Arif Musa and Collin Bennett, two fourth-year medical students at the Wayne State University School of Medicine, are members of an international team proving that the addition of the common anesthetic lidocaine does not reduce cumulative morphine consumption after spine surgery.
“The increased consumption of opioids for pain management in the United States and the subsequent side effects and dependence has left physicians and patients looking for an alternative. Our research shows that further and more extensive studies using lidocaine as an alternative to opioids for spinal surgery need to be done,” Bennett said.
The study sought to evaluate the role of intravenous lidocaine as a supplemental pain control in patients undergoing spine surgery. The team analyzed data from 235 patients.
“Intravenous lidocaine in spine surgery: A meta-analysis of randomized controlled trials” is included in this month’s edition of the North American Spine Society Journal.
“There was similarly no difference in postoperative pain between patients given lidocaine and the control group. Patients who were administered lidocaine did not have a significantly higher complication rate, such as from nausea, vomiting, pneumonia, delirium or surgical site infection,” Musa said.
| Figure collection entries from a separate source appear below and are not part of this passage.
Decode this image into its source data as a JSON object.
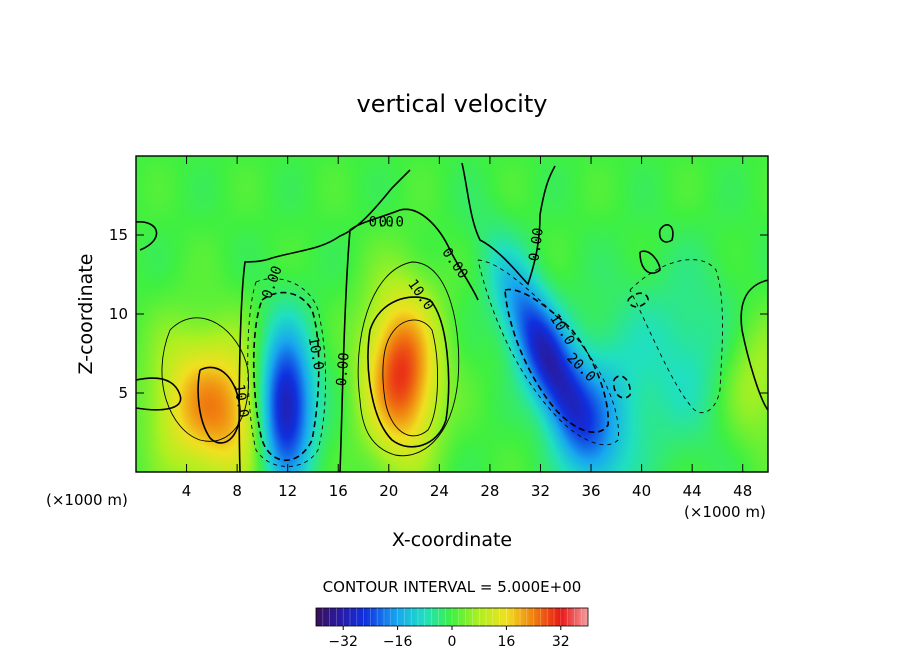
{
  "chart_data": {
    "type": "heatmap",
    "title": "vertical velocity",
    "xlabel": "X-coordinate",
    "ylabel": "Z-coordinate",
    "x_unit_left": "(×1000 m)",
    "x_unit_right": "(×1000 m)",
    "xlim": [
      0,
      50
    ],
    "ylim": [
      0,
      20
    ],
    "x_ticks": [
      "4",
      "8",
      "12",
      "16",
      "20",
      "24",
      "28",
      "32",
      "36",
      "40",
      "44",
      "48"
    ],
    "y_ticks": [
      "5",
      "10",
      "15"
    ],
    "contour_interval_label": "CONTOUR INTERVAL = 5.000E+00",
    "colorbar": {
      "range": [
        -40,
        40
      ],
      "ticks": [
        "−32",
        "−16",
        "0",
        "16",
        "32"
      ]
    },
    "contour_labels": [
      {
        "text": "0.00",
        "x": 10.8,
        "y": 12.0,
        "angle": -70
      },
      {
        "text": "10.0",
        "x": 14.2,
        "y": 7.5,
        "angle": 80
      },
      {
        "text": "0.00",
        "x": 16.4,
        "y": 6.5,
        "angle": -85
      },
      {
        "text": "10.0",
        "x": 8.3,
        "y": 4.5,
        "angle": 82
      },
      {
        "text": "0.00",
        "x": 25.2,
        "y": 13.2,
        "angle": 55
      },
      {
        "text": "10.0",
        "x": 22.5,
        "y": 11.2,
        "angle": 55
      },
      {
        "text": "0.00",
        "x": 31.7,
        "y": 14.4,
        "angle": -82
      },
      {
        "text": "10.0",
        "x": 33.7,
        "y": 9.0,
        "angle": 58
      },
      {
        "text": "20.0",
        "x": 35.2,
        "y": 6.6,
        "angle": 45
      },
      {
        "text": "0.0",
        "x": 19.4,
        "y": 15.8,
        "angle": 0
      },
      {
        "text": "0.0",
        "x": 20.2,
        "y": 15.8,
        "angle": 0
      }
    ],
    "features": [
      {
        "kind": "updraft",
        "x": 4.0,
        "z": 4.5,
        "peak": 14
      },
      {
        "kind": "updraft",
        "x": 7.5,
        "z": 3.8,
        "peak": 18
      },
      {
        "kind": "downdraft",
        "x": 11.8,
        "z": 4.2,
        "peak": -34
      },
      {
        "kind": "updraft",
        "x": 21.0,
        "z": 6.2,
        "peak": 30
      },
      {
        "kind": "downdraft",
        "x": 32.5,
        "z": 7.2,
        "peak": -30
      },
      {
        "kind": "downdraft",
        "x": 36.5,
        "z": 3.2,
        "peak": -12
      },
      {
        "kind": "downdraft",
        "x": 44.0,
        "z": 7.0,
        "peak": -8
      },
      {
        "kind": "updraft",
        "x": 49.0,
        "z": 6.0,
        "peak": 12
      }
    ]
  }
}
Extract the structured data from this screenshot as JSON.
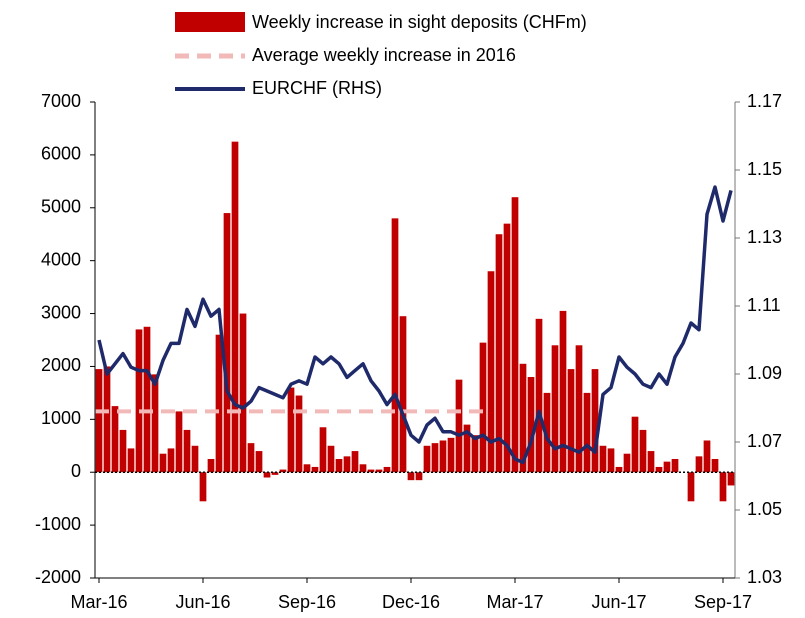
{
  "chart_data": {
    "type": "bar_line",
    "categories": [
      "Mar-16",
      null,
      null,
      null,
      null,
      null,
      null,
      null,
      null,
      null,
      null,
      null,
      null,
      "Jun-16",
      null,
      null,
      null,
      null,
      null,
      null,
      null,
      null,
      null,
      null,
      null,
      null,
      "Sep-16",
      null,
      null,
      null,
      null,
      null,
      null,
      null,
      null,
      null,
      null,
      null,
      null,
      "Dec-16",
      null,
      null,
      null,
      null,
      null,
      null,
      null,
      null,
      null,
      null,
      null,
      null,
      "Mar-17",
      null,
      null,
      null,
      null,
      null,
      null,
      null,
      null,
      null,
      null,
      null,
      null,
      "Jun-17",
      null,
      null,
      null,
      null,
      null,
      null,
      null,
      null,
      null,
      null,
      null,
      null,
      "Sep-17",
      null
    ],
    "series": [
      {
        "name": "Weekly increase in sight deposits (CHFm)",
        "color": "#c00000",
        "values": [
          1950,
          2000,
          1250,
          800,
          450,
          2700,
          2750,
          1850,
          350,
          450,
          1150,
          800,
          500,
          -550,
          250,
          2600,
          4900,
          6250,
          3000,
          550,
          400,
          -100,
          -50,
          50,
          1600,
          1450,
          150,
          100,
          850,
          500,
          250,
          300,
          400,
          150,
          50,
          50,
          100,
          4800,
          2950,
          -150,
          -150,
          500,
          550,
          600,
          650,
          1750,
          900,
          700,
          2450,
          3800,
          4500,
          4700,
          5200,
          2050,
          1800,
          2900,
          1500,
          2400,
          3050,
          1950,
          2400,
          1500,
          1950,
          500,
          450,
          100,
          350,
          1050,
          800,
          400,
          100,
          200,
          250,
          0,
          -550,
          300,
          600,
          250,
          -550,
          -250
        ]
      },
      {
        "name": "EURCHF (RHS)",
        "color": "#1f2a6b",
        "axis": "y2",
        "values": [
          1.1,
          1.09,
          1.093,
          1.096,
          1.092,
          1.091,
          1.091,
          1.087,
          1.094,
          1.099,
          1.099,
          1.109,
          1.104,
          1.112,
          1.107,
          1.109,
          1.085,
          1.081,
          1.08,
          1.082,
          1.086,
          1.085,
          1.084,
          1.083,
          1.087,
          1.088,
          1.087,
          1.095,
          1.093,
          1.095,
          1.093,
          1.089,
          1.091,
          1.093,
          1.088,
          1.085,
          1.081,
          1.084,
          1.078,
          1.072,
          1.07,
          1.075,
          1.077,
          1.073,
          1.073,
          1.072,
          1.073,
          1.071,
          1.072,
          1.07,
          1.071,
          1.069,
          1.065,
          1.064,
          1.07,
          1.079,
          1.071,
          1.068,
          1.069,
          1.068,
          1.067,
          1.069,
          1.067,
          1.084,
          1.086,
          1.095,
          1.092,
          1.09,
          1.087,
          1.086,
          1.09,
          1.087,
          1.095,
          1.099,
          1.105,
          1.103,
          1.137,
          1.145,
          1.135,
          1.144
        ]
      }
    ],
    "average_line": {
      "name": "Average weekly increase in 2016",
      "value": 1150,
      "color": "#f2b9b9"
    },
    "ylim": [
      -2000,
      7000
    ],
    "yticks": [
      -2000,
      -1000,
      0,
      1000,
      2000,
      3000,
      4000,
      5000,
      6000,
      7000
    ],
    "y2lim": [
      1.03,
      1.17
    ],
    "y2ticks": [
      1.03,
      1.05,
      1.07,
      1.09,
      1.11,
      1.13,
      1.15,
      1.17
    ]
  }
}
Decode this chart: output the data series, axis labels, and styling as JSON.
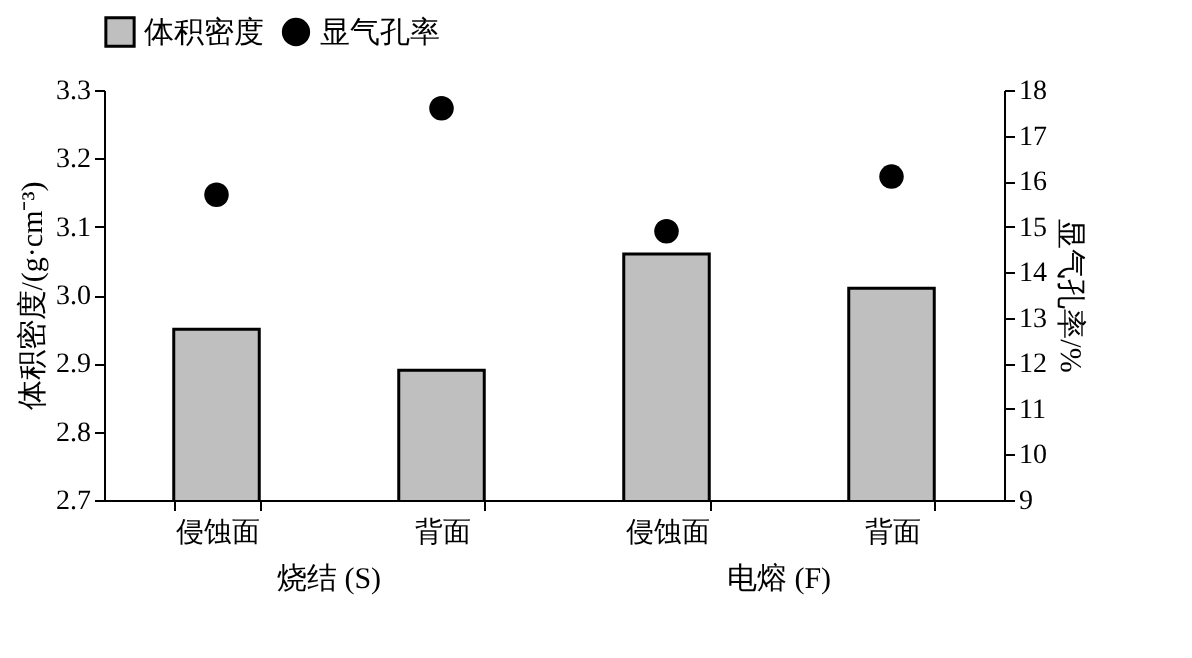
{
  "chart_data": {
    "type": "bar",
    "categories": [
      "侵蚀面",
      "背面",
      "侵蚀面",
      "背面"
    ],
    "series": [
      {
        "name": "体积密度",
        "color": "#bfbfbf",
        "values": [
          2.95,
          2.89,
          3.06,
          3.01
        ]
      },
      {
        "name": "显气孔率",
        "type": "scatter",
        "axis": "y2",
        "color": "#000000",
        "values": [
          15.7,
          17.6,
          14.9,
          16.1
        ]
      }
    ],
    "ylabel": "体积密度/(g·cm⁻³)",
    "y2label": "显气孔率/%",
    "ylim": [
      2.7,
      3.3
    ],
    "yticks": [
      2.7,
      2.8,
      2.9,
      {
        "value": 3,
        "label": "3.0"
      },
      3.1,
      3.2,
      3.3
    ],
    "y2lim": [
      9,
      18
    ],
    "y2ticks": [
      9,
      10,
      11,
      12,
      13,
      14,
      15,
      16,
      17,
      18
    ],
    "annotations": [
      "烧结 (S)",
      "电熔 (F)"
    ],
    "legend": "top",
    "grid": false,
    "marker": "circle"
  }
}
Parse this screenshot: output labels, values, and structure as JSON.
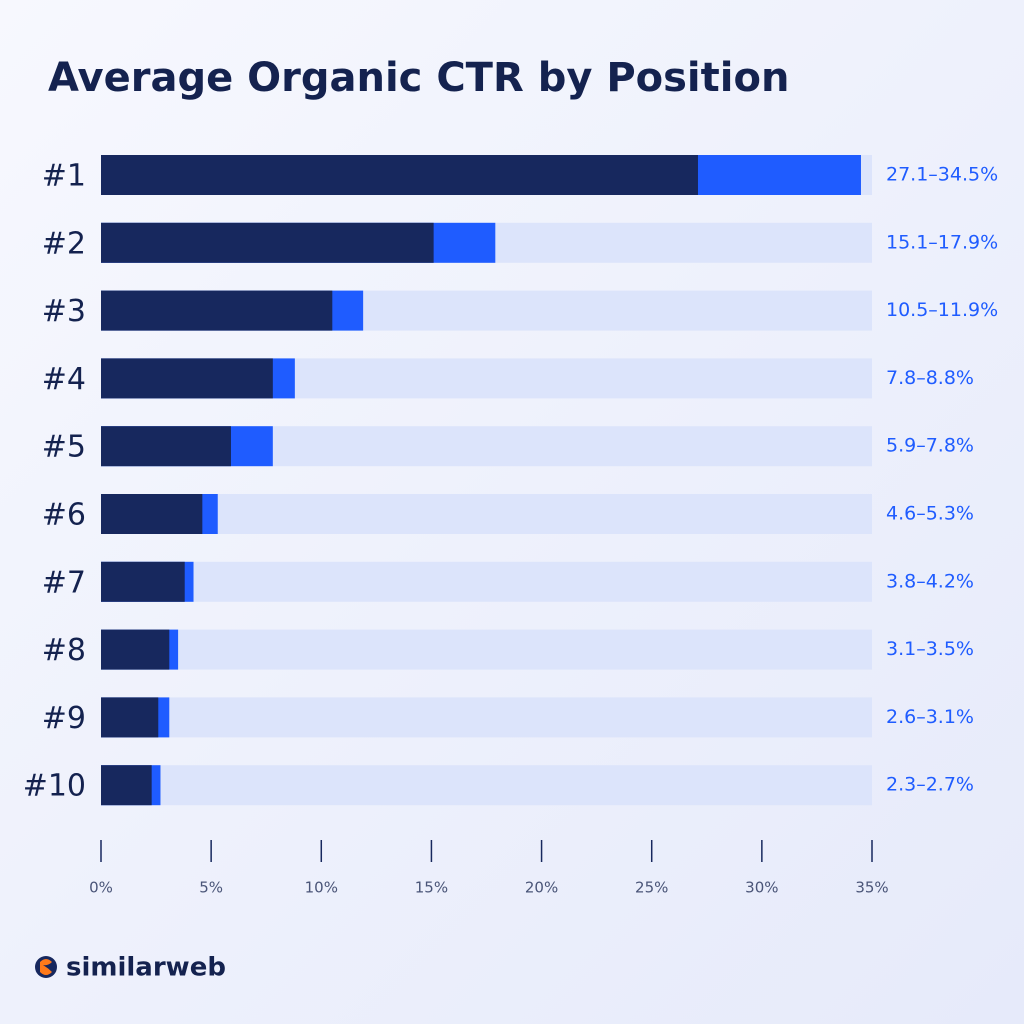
{
  "chart_data": {
    "type": "range_bar",
    "title": "Average Organic CTR by Position",
    "orientation": "horizontal",
    "categories": [
      "#1",
      "#2",
      "#3",
      "#4",
      "#5",
      "#6",
      "#7",
      "#8",
      "#9",
      "#10"
    ],
    "series": [
      {
        "color": "#17285e",
        "values": [
          27.1,
          15.1,
          10.5,
          7.8,
          5.9,
          4.6,
          3.8,
          3.1,
          2.6,
          2.3
        ]
      },
      {
        "color": "#1f5cff",
        "values": [
          34.5,
          17.9,
          11.9,
          8.8,
          7.8,
          5.3,
          4.2,
          3.5,
          3.1,
          2.7
        ]
      }
    ],
    "value_labels": [
      "27.1–34.5%",
      "15.1–17.9%",
      "10.5–11.9%",
      "7.8–8.8%",
      "5.9–7.8%",
      "4.6–5.3%",
      "3.8–4.2%",
      "3.1–3.5%",
      "2.6–3.1%",
      "2.3–2.7%"
    ],
    "xlim": [
      0,
      35
    ],
    "xticks": [
      {
        "value": 0,
        "label": "0%"
      },
      {
        "value": 5,
        "label": "5%"
      },
      {
        "value": 10,
        "label": "10%"
      },
      {
        "value": 15,
        "label": "15%"
      },
      {
        "value": 20,
        "label": "20%"
      },
      {
        "value": 25,
        "label": "25%"
      },
      {
        "value": 30,
        "label": "30%"
      },
      {
        "value": 35,
        "label": "35%"
      }
    ],
    "track_color": "#dce4fb"
  },
  "brand": "similarweb"
}
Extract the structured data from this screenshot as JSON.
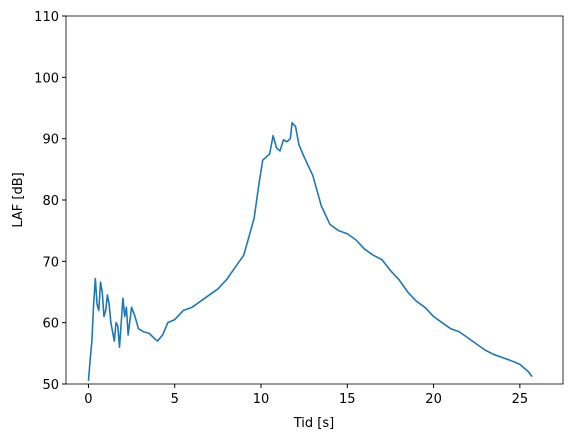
{
  "chart_data": {
    "type": "line",
    "xlabel": "Tid [s]",
    "ylabel": "LAF [dB]",
    "x": [
      0,
      0.1,
      0.2,
      0.3,
      0.4,
      0.5,
      0.6,
      0.7,
      0.8,
      0.9,
      1.0,
      1.1,
      1.2,
      1.3,
      1.5,
      1.6,
      1.7,
      1.8,
      2.0,
      2.1,
      2.2,
      2.3,
      2.5,
      2.7,
      2.9,
      3.2,
      3.5,
      3.8,
      4.0,
      4.3,
      4.6,
      5.0,
      5.5,
      6.0,
      6.5,
      7.0,
      7.5,
      8.0,
      8.5,
      9.0,
      9.3,
      9.6,
      9.9,
      10.1,
      10.3,
      10.5,
      10.7,
      10.9,
      11.1,
      11.3,
      11.5,
      11.7,
      11.8,
      12.0,
      12.2,
      12.5,
      13.0,
      13.5,
      14.0,
      14.5,
      15.0,
      15.5,
      16.0,
      16.5,
      17.0,
      17.5,
      18.0,
      18.5,
      19.0,
      19.5,
      20.0,
      20.5,
      21.0,
      21.5,
      22.0,
      22.5,
      23.0,
      23.5,
      24.0,
      24.5,
      25.0,
      25.5,
      25.7
    ],
    "series": [
      {
        "color": "#1f77b4",
        "values": [
          50.5,
          54,
          57,
          63,
          67.2,
          63,
          62,
          66.6,
          65,
          61,
          62,
          64.5,
          63,
          60,
          57,
          60,
          59.5,
          56,
          64,
          61,
          62.5,
          58,
          62.5,
          61,
          59,
          58.5,
          58.3,
          57.5,
          57,
          58,
          60,
          60.5,
          62,
          62.5,
          63.5,
          64.5,
          65.5,
          67,
          69,
          71,
          74,
          77,
          83,
          86.5,
          87,
          87.5,
          90.5,
          88.5,
          88,
          89.8,
          89.5,
          90,
          92.6,
          92,
          89,
          87,
          84,
          79,
          76,
          75,
          74.5,
          73.5,
          72,
          71,
          70.3,
          68.5,
          67,
          65,
          63.5,
          62.5,
          61,
          60,
          59,
          58.5,
          57.5,
          56.5,
          55.5,
          54.8,
          54.3,
          53.8,
          53.2,
          52,
          51.2
        ]
      }
    ],
    "xlim": [
      -1.3,
      27.5
    ],
    "ylim": [
      50,
      110
    ],
    "xticks": [
      0,
      5,
      10,
      15,
      20,
      25
    ],
    "yticks": [
      50,
      60,
      70,
      80,
      90,
      100,
      110
    ],
    "grid": false
  }
}
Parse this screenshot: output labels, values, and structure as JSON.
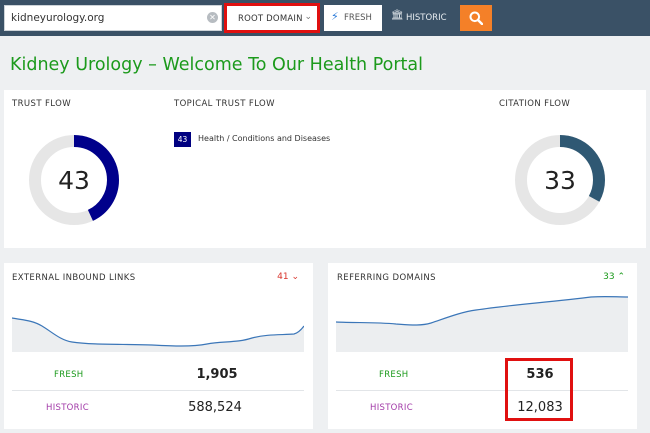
{
  "topbar": {
    "search_value": "kidneyurology.org",
    "clear_icon": "x-circle-icon",
    "scope_label": "ROOT DOMAIN",
    "fresh_label": "FRESH",
    "historic_label": "HISTORIC",
    "search_button_icon": "magnifier-icon",
    "accent_color": "#f48028"
  },
  "page_title": "Kidney Urology – Welcome To Our Health Portal",
  "trust_flow": {
    "label": "TRUST FLOW",
    "value": "43",
    "progress_fraction": 0.43,
    "color": "#00008b"
  },
  "topical_trust_flow": {
    "label": "TOPICAL TRUST FLOW",
    "items": [
      {
        "score": "43",
        "category": "Health / Conditions and Diseases"
      }
    ]
  },
  "citation_flow": {
    "label": "CITATION FLOW",
    "value": "33",
    "progress_fraction": 0.33,
    "color": "#2f5873"
  },
  "external_inbound_links": {
    "label": "EXTERNAL INBOUND LINKS",
    "delta": "41",
    "delta_direction": "down",
    "fresh_label": "FRESH",
    "fresh_value": "1,905",
    "historic_label": "HISTORIC",
    "historic_value": "588,524"
  },
  "referring_domains": {
    "label": "REFERRING DOMAINS",
    "delta": "33",
    "delta_direction": "up",
    "fresh_label": "FRESH",
    "fresh_value": "536",
    "historic_label": "HISTORIC",
    "historic_value": "12,083"
  }
}
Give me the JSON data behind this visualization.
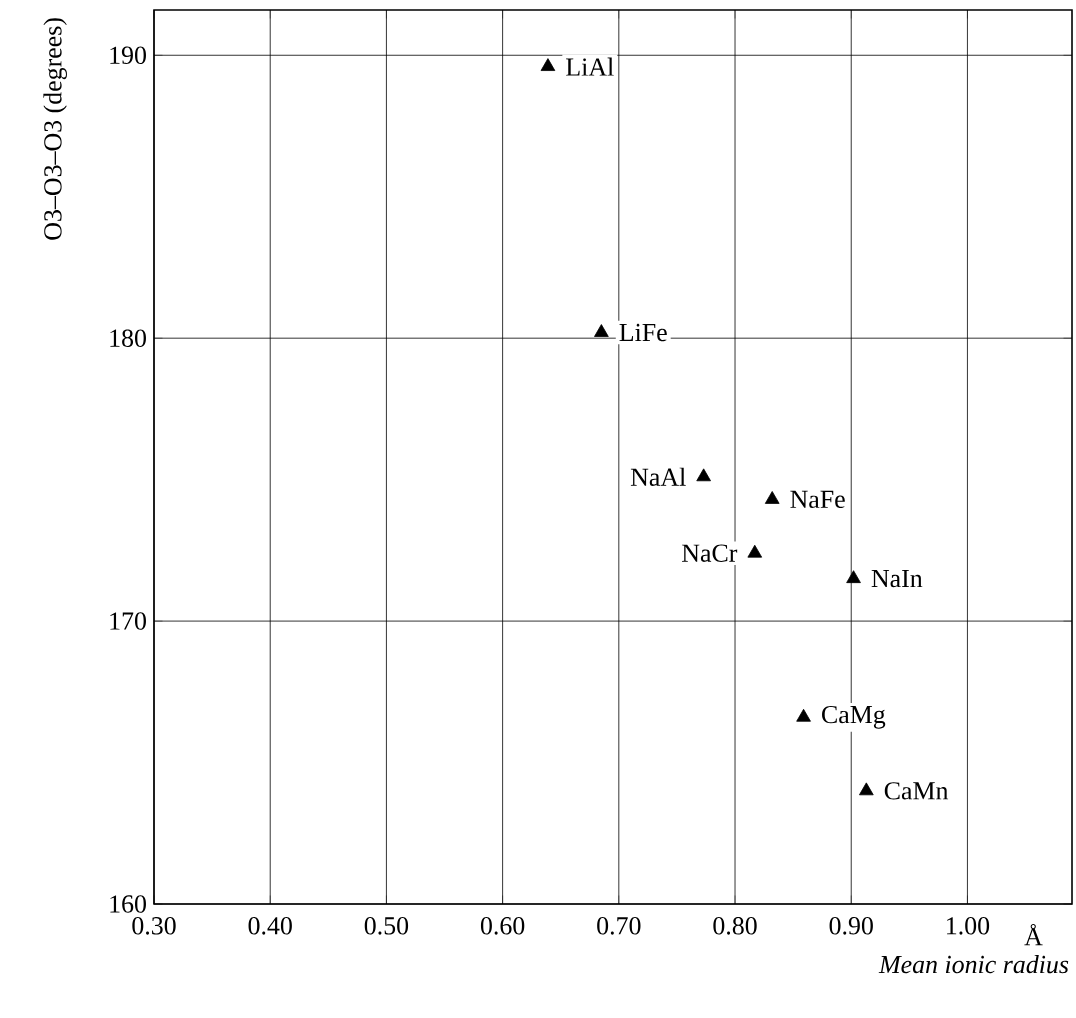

The study was presented at the 2021 American Academy of Neurological Surgeons meeting, the 2021 Detroit Medical Center Quesst Symposium, and the Wayne State University School of Medicine Orthopaedic Surgery Interest Group Clinical Research Showcase in 2020 and 2019, where it was awarded a poster presentation award.
Medical students and clinicians from departments of Orthopedic Surgery, Neurological Surgery and Anesthesiology from Michigan, California, Florida and Switzerland teamed up for the study. In addition to Bennett and Musa, team members included Detroit Medical Center Sports Medicine physician Christopher Cooke, M.D.; a medical student from Florida Atlantic University; a medical student and physicians from the University of California Irvine; as well as collaborators from Oroville Hospital General Orthopaedics; University of Michigan Neurosurgery; Neurochirurgie Fathi AG in Switzerland; and Restore Orthopedics and Spine Center in Orange, Calif.